To finish this account concerning the superior courts at once, it will be proper to say something of the supreme judicature of all, that of parliament. Antiently, as I have frequently observed, all causes but such as concerned the king or peers, or those that were of great difficulty, or such as justice could not be expected in by law, were dispatched in the county courts, the rest by petition to the king in parliament, or, in the intervals thereof, in the curia regis, which originally was but a committee thereof, appointed by the king. Hence matters determined there, were subject to a review in parliament; writs of error from the King’s Bench returned there; and when the Equity courts grew up, appeals from the Chancery and Exchequer in matters of equity. This power of judicature is peculiar to the lords (for the parliament consisted at first only of them, and when the commons were introduced, they sat in a distinct house) and the parliament hears at present only matters that come from other courts by appeal, or by writ of error, which is in the nature of an appeal, and no causes originally. It is true, that, for a long time after the division of the courts, many causes by petition were brought into parliament in the first instance; but these being generally referred to the courts below, the practice ceased, and would not now be allowed. For a long time accusations against peers were originally admitted, but at present, and for this long time, indictments found below are required before a peer can be tried; nor can the trial of peers by impeachment in parliament be considered as an original trial, for the commons are considered as the grand inquest or grand jury of the whole nation, and therefore an impeachment by them is not only equivalent to, but has and ought to have greater weight than any indictment by any private grand jury.

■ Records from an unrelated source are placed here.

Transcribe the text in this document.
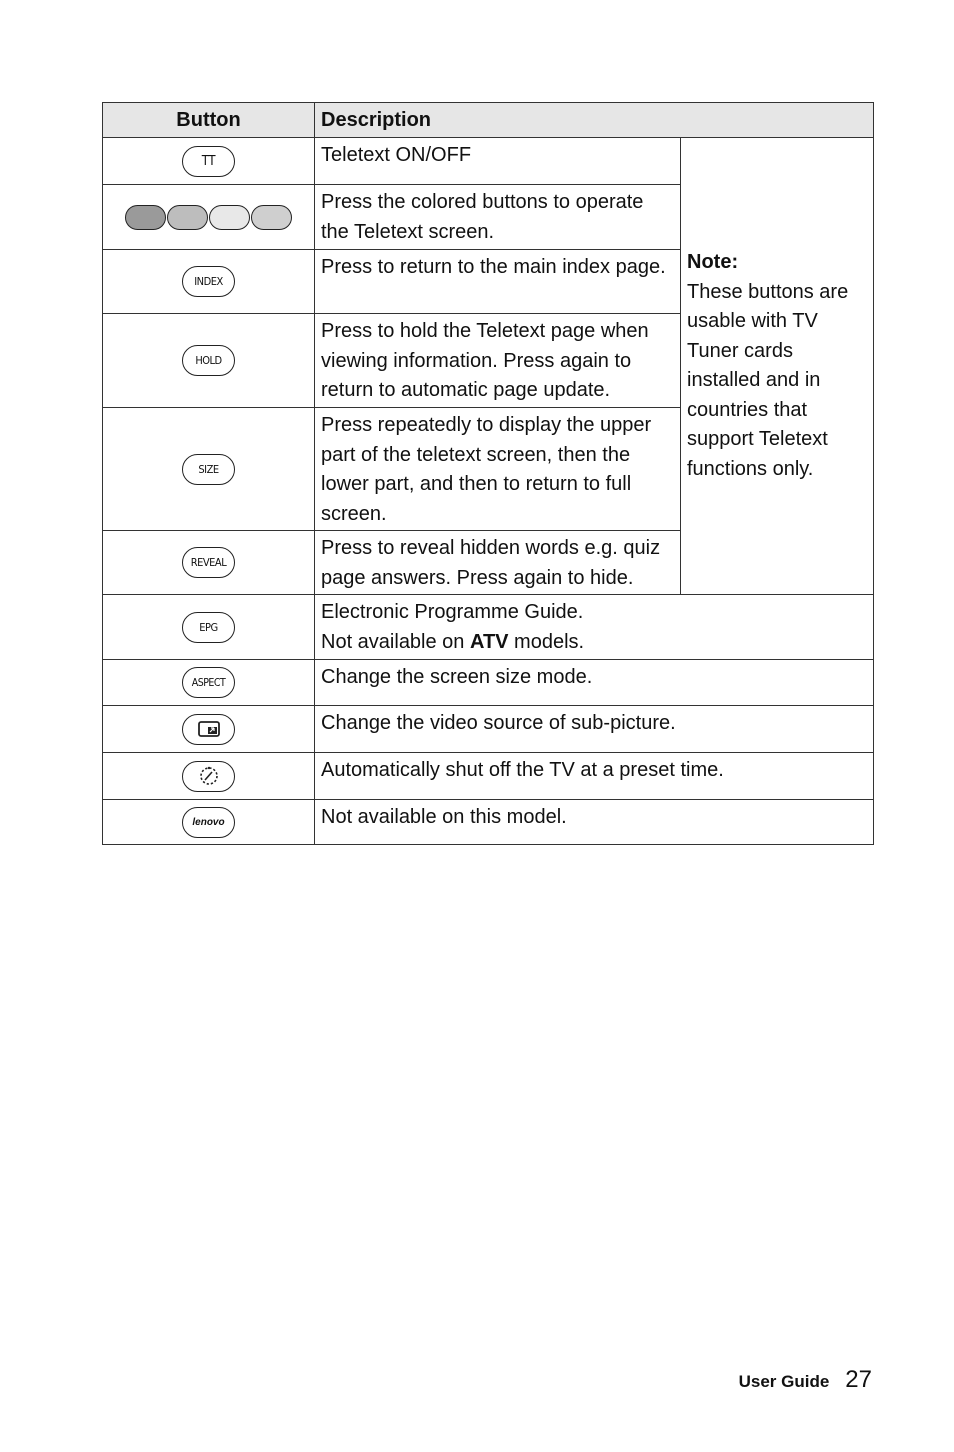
Button	Description	
TT	Teletext ON/OFF	Note:
These buttons are usable with TV Tuner cards installed and in countries that support Teletext functions only.

	Press the colored buttons to operate the Teletext screen.	
INDEX	Press to return to the main index page.	
HOLD	Press to hold the Teletext page when viewing information. Press again to return to automatic page update.	
SIZE	Press repeatedly to display the upper part of the teletext screen, then the lower part, and then to return to full screen.	
REVEAL	Press to reveal hidden words e.g. quiz page answers. Press again to hide.	
EPG	Electronic Programme Guide.
Not available on ATV models.	

ASPECT	Change the screen size mode.	

	Change the video source of sub-picture.	

	Automatically shut off the TV at a preset time.	
lenovo	Not available on this model.	
User Guide 27
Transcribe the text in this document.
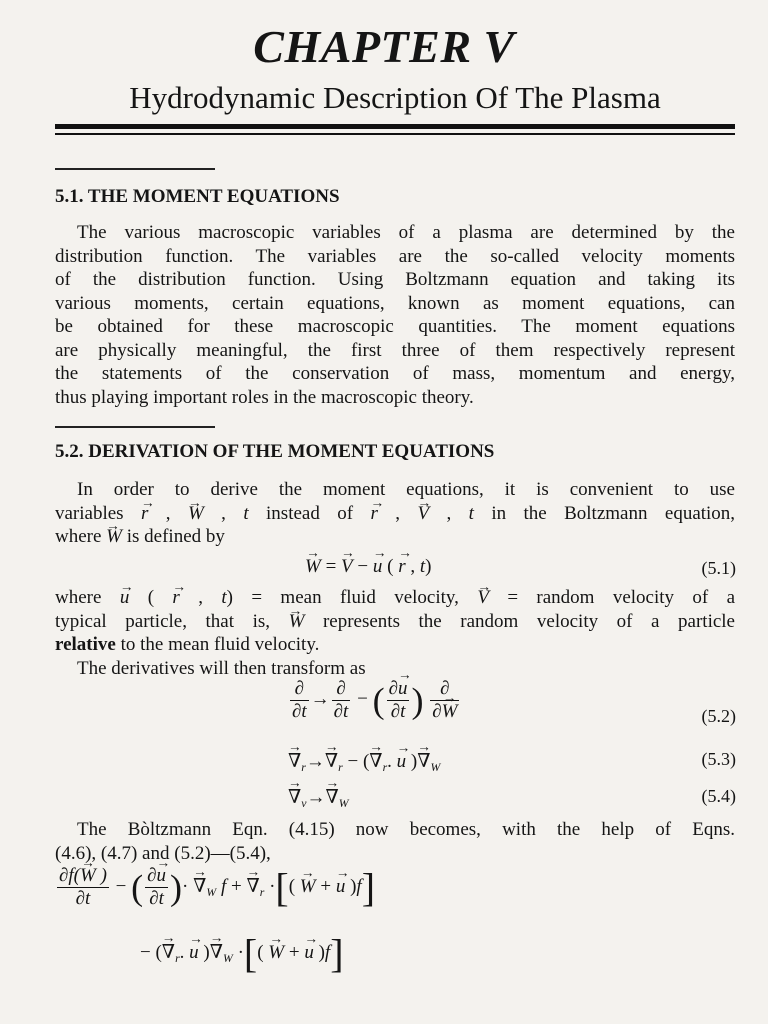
CHAPTER V
Hydrodynamic Description Of The Plasma
5.1. THE MOMENT EQUATIONS
The various macroscopic variables of a plasma are determined by the
distribution function. The variables are the so-called velocity moments
of the distribution function. Using Boltzmann equation and taking its
various moments, certain equations, known as moment equations, can
be obtained for these macroscopic quantities. The moment equations
are physically meaningful, the first three of them respectively represent
the statements of the conservation of mass, momentum and energy,
thus playing important roles in the macroscopic theory.
5.2. DERIVATION OF THE MOMENT EQUATIONS
In order to derive the moment equations, it is convenient to use
variables → r , → W , t instead of → r , → V , t in the Boltzmann equation,
where → W is defined by
→ W = → V − → u ( → r , t)	(5.1)
where → u ( → r , t) = mean fluid velocity, → V = random velocity of a
typical particle, that is, → W represents the random velocity of a particle
relative to the mean fluid velocity.
The derivatives will then transform as
$\frac{\partial}{\partial t} \to \frac{\partial}{\partial t}$ − ( $\frac{\partial\to u}{\partial t}$ ) $\frac{\partial}{\partial\to W}$	(5.2)
→ $\nabla_r\to\to \nabla_r$ − (→ $\nabla_r$. → u )→ $\nabla_W$	(5.3)
→ $\nabla_v\to\to \nabla_W$	(5.4)
The Bòltzmann Eqn. (4.15) now becomes, with the help of Eqns.
(4.6), (4.7) and (5.2)—(5.4),
$\frac{\partial f(\to W )}{\partial t}$ − ( $\frac{\partial\to u}{\partial t}$ )· → $\nabla_W$ f + → $\nabla_r$ ·[( → W + → u )f]
− (→ $\nabla_r$. → u )→ $\nabla_W$ ·[( → W + → u )f]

In this judicature of the lords, an impeachment there, is one singularity, an exception to the grand rule, that every man is to be tried by his peers, and that is, that a commoner impeached by the commons shall be tried by the lords. The reason of this procedure seems to be, that all the commons of England are supposed parties to the accusation, when their representatives have accused him, and it might be dangerous to trust his life with a common jury; but the lords are strangers to the charge, and it is their interest to controul the commons, if they proceed with too great violence[378].